No doubt you are familiar with the quote from George Santayana, “those who cannot remember the past are condemned to repeat it.” It is often cited with a knowing nod by those who are witness to a disturbing or reprehensible act for which no other explanation suffices. It’s as if we humans are nothing more than Hamsters stuck on a wheel of endless historic déjà vu. But there is more to this phenomenon than a glib summary of our limited memory for unspeakable actions.
We might begin by examining the chain of events that follow from our past. Actions carry consequences and they resound through the ages. Students of relatively contemporary history might point to the outcomes of the first world war and see with excruciating clarity the actions which led to a second world war, the current conflict in the Ukraine and the on-going instability in the Middle East among many other events. The deeper question, however, is why we do not see the greater pattern leading us down an inevitable path.
Santayana’s observation suggests it is our failure to learn from our mistakes that leads us to their repetition. As far as it goes that seems all too obvious but perhaps an insufficient explanation for our propensity for disastrous repetition. It is not that we have failed to learn, but that we believe the outcomes can be changed, that the next time we can achieve what we failed to do before. Moreover, the lessons we do take from our past belie our present circumstance. We are limited by a lack of vision, an inability to imagine alternatives that we have never before experienced.
Abetting our limited imagination, we shape the present narrative in terms of the past. So, the events of January 6 are viewed by one faction as a latter-day Boston Tea Party, and by another as the Beer Hall Putsch. These similes are facile at best, but equally dangerous because they ignore the true dynamics at hand and create a false context to justify what has occurred. So, when we hear participants in the Jan 6 events describe themselves as patriots, we should be alert to the fact that this is as manufactured as claims that it was the fruit of budding Nazism.
Now I want to be absolutely clear that there were and are those who absolutely believed they were acting as patriots and that some of the participants undoubtedly embrace white supremacy and fascist ideology. But packaging it in those convenient terms fails to give us any real understanding of what transpired or why and far worse deepens the divide that has been present in our country from its inception.

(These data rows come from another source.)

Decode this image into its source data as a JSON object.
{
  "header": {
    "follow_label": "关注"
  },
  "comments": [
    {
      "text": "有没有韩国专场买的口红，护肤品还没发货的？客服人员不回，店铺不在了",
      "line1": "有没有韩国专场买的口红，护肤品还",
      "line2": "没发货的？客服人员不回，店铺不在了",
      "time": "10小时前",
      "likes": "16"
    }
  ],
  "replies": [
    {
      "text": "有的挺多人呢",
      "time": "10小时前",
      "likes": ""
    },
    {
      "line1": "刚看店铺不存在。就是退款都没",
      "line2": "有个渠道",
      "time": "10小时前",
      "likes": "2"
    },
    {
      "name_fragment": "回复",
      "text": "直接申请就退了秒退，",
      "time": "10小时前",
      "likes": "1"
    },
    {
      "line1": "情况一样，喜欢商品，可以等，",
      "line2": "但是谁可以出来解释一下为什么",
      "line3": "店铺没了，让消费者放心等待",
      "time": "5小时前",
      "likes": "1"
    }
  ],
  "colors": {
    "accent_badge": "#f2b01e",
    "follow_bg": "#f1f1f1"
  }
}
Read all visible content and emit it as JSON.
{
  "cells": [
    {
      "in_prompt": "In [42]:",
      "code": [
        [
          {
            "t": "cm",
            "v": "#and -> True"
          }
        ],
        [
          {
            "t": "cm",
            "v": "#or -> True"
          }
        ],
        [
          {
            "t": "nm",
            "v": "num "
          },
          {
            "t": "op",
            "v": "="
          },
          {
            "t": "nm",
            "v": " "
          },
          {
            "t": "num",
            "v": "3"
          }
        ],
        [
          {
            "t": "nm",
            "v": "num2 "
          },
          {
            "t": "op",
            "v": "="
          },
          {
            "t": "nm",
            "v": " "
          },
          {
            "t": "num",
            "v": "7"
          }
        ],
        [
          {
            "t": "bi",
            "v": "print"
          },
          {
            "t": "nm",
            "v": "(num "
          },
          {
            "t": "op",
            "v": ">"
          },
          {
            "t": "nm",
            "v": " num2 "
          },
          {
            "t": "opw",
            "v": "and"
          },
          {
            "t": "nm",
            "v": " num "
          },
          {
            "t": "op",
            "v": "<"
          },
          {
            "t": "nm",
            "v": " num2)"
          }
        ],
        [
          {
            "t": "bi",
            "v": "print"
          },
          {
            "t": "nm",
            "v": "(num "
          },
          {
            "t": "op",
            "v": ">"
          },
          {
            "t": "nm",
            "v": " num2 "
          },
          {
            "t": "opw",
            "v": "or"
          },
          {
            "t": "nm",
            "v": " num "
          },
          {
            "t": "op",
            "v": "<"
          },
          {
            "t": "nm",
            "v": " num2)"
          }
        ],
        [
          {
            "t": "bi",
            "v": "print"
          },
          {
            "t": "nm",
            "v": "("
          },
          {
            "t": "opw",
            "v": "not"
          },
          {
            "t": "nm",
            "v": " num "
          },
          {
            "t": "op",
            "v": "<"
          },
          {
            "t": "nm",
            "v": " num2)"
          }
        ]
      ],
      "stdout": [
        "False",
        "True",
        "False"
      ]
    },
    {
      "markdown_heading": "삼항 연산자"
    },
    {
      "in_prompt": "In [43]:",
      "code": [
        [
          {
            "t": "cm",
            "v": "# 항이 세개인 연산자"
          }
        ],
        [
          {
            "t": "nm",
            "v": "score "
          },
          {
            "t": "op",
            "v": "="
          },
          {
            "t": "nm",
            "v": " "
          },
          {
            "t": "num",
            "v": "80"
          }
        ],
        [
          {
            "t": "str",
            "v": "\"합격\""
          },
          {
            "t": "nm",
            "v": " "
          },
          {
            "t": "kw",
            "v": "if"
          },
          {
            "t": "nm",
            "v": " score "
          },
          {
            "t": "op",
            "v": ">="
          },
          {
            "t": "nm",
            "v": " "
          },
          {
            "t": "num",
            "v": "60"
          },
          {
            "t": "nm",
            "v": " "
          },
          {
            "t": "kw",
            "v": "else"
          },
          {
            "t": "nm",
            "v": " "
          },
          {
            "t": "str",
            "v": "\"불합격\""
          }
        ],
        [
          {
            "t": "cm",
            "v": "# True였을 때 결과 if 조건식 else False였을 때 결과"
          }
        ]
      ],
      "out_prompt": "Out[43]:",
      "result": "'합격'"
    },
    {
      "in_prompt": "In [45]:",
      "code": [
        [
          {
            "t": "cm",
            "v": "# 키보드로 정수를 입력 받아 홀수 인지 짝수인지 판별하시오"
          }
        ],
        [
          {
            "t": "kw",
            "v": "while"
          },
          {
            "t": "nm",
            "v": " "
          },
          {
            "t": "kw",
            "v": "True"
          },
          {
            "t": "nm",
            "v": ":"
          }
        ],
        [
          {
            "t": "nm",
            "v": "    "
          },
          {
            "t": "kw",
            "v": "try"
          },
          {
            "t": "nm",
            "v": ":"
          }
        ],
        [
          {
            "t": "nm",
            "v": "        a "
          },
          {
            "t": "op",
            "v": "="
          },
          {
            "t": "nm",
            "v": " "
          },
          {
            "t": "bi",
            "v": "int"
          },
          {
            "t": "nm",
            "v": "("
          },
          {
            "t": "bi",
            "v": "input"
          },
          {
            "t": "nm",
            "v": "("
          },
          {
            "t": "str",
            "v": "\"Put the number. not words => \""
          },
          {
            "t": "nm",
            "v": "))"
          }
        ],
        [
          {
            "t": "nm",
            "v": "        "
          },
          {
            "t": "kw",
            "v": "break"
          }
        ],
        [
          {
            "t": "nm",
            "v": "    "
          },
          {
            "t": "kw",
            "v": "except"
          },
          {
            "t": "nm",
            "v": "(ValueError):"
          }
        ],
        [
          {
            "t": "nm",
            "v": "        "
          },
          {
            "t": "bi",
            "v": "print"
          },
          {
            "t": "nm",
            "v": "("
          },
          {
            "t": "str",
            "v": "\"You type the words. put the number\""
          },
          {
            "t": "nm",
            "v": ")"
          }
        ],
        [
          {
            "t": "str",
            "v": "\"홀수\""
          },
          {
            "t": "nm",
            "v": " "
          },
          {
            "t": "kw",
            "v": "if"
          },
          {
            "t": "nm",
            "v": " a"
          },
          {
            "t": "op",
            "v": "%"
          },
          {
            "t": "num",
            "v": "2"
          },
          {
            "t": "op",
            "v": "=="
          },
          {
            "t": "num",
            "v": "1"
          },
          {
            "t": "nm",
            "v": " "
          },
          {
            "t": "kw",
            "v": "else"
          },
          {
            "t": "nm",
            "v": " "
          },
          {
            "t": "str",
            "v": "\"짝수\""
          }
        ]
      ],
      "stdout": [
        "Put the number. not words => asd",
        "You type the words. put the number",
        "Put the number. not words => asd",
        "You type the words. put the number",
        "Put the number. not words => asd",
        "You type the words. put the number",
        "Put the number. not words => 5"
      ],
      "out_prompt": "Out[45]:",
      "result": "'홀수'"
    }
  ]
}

Lest we forget, our country was founded in revolt and has been waging war ever since, on others and ourselves. If we see every issue as a nail, it is only because our single tool is a hammer. Diplomacy, negotiation and healthy compromise are largely tools we employ once conflict has reached some end, or all else has failed. They are not typically what we reach for first, or if we do it is with the other hand grasping the sword.
Why then should we suppose that those who acted violently on Jan 6th were anything more or less than a pulled together agglomeration of aggrieved and frustrated people whose fuse had been lit with a lie, but were already primed by a well scripted and entirely phony set of stories about our history as a nation. How we see ourselves is not at all how we have acted, but telling that truth is a crime in many parts of our country and even among historians an uncomfortable reality.
We see ourselves as rugged individualists, as claimers of righteousness, a faithful land of Christian believers, and holders of the moral high ground. Writ small there is some element of truth in those tales, but it is far from all of who we are or what we have done. We are also a people who committed genocide against the native population of our country, slavers, war mongers, manipulators of the free will of an endless list of foreign peoples and many other despicable things. Sadly, we are not alone, and the same charges could be made of many other nations in the past and the present.
We cannot claim the torch of freedom or the moral high ground without acknowledging this reality, which is why those who would strip our schoolbooks of the truth and ban the teaching of our real history are setting us on the path to the deadly repetition Santayana described. A foundation of lies is shifting sand, nothing durable can be built on it. Those who perpetuate characterizations based on these fictions regardless of their party or ideology do us no service. It is time for us to cease celebrating our fictional past and become the people we claim to be.